As for the world at large, it's hard to be really optimistic or hopeful.  The devastation we humans are wreaking upon our environment (that we need to survive) isn't slowing down, yet it needs to turn around and reverse immediately if or species is to survive past the next few generations.

On the bright side, it's encouraging to see worldwide climate strikes -- led by young people who aren't OK with the future that's being passed along to them.  And it's good to see that US democracy has enough breath of life left in it to impeach that criminal.  But US democracy is still on life support and it's not clear it will pull through.  We need to wrench out this kleptocracy and rebuild the civil, democratic institutions and social infrastructure if we are to make the changes necessary to save our world.  Specifically we need to stop the use of fossil fuels pronto, in addition to addressing the related problems of worldwide exploitation of people and resources, and the corresponding wars.  Can we build sustainable, just, and democratic systems to replace our current mess?  I hope so.

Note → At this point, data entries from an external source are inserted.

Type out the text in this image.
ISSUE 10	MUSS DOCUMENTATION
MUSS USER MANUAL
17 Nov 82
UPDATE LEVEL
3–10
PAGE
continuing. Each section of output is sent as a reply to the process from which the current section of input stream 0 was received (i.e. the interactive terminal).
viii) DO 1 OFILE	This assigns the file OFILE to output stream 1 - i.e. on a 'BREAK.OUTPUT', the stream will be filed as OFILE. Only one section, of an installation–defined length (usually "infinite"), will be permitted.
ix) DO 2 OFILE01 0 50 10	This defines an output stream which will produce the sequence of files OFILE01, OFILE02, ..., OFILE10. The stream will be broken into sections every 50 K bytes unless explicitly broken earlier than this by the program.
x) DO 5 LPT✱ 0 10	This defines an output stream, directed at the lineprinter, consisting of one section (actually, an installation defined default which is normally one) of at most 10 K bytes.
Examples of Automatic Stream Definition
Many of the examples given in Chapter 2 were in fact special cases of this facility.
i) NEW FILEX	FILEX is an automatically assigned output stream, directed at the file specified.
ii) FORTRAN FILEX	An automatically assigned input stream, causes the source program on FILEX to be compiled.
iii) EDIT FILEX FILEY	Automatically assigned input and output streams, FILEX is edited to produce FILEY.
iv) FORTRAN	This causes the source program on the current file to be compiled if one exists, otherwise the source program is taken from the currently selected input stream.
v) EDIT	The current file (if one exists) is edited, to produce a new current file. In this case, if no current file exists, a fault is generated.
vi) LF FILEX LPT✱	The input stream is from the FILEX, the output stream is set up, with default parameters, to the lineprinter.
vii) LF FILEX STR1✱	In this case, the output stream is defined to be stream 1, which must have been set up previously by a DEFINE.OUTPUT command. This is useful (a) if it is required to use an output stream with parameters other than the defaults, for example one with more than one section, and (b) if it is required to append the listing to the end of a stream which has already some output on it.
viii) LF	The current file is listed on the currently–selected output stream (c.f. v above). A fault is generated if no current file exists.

I hope Elizabeth Warren will win the US presidency, as I think she really has the skill, passion, and knowledge to take down the current stranglehold that the ultra-rich have on American society.

And I guess my biggest source of hope is the rising generation (from millennials on).  It looks like they recognize the kind of mess we're in, and I hope they are becoming galvanized -- learning down to their cores how dangerous authoritarianism, corruption, and runaway inequality really are.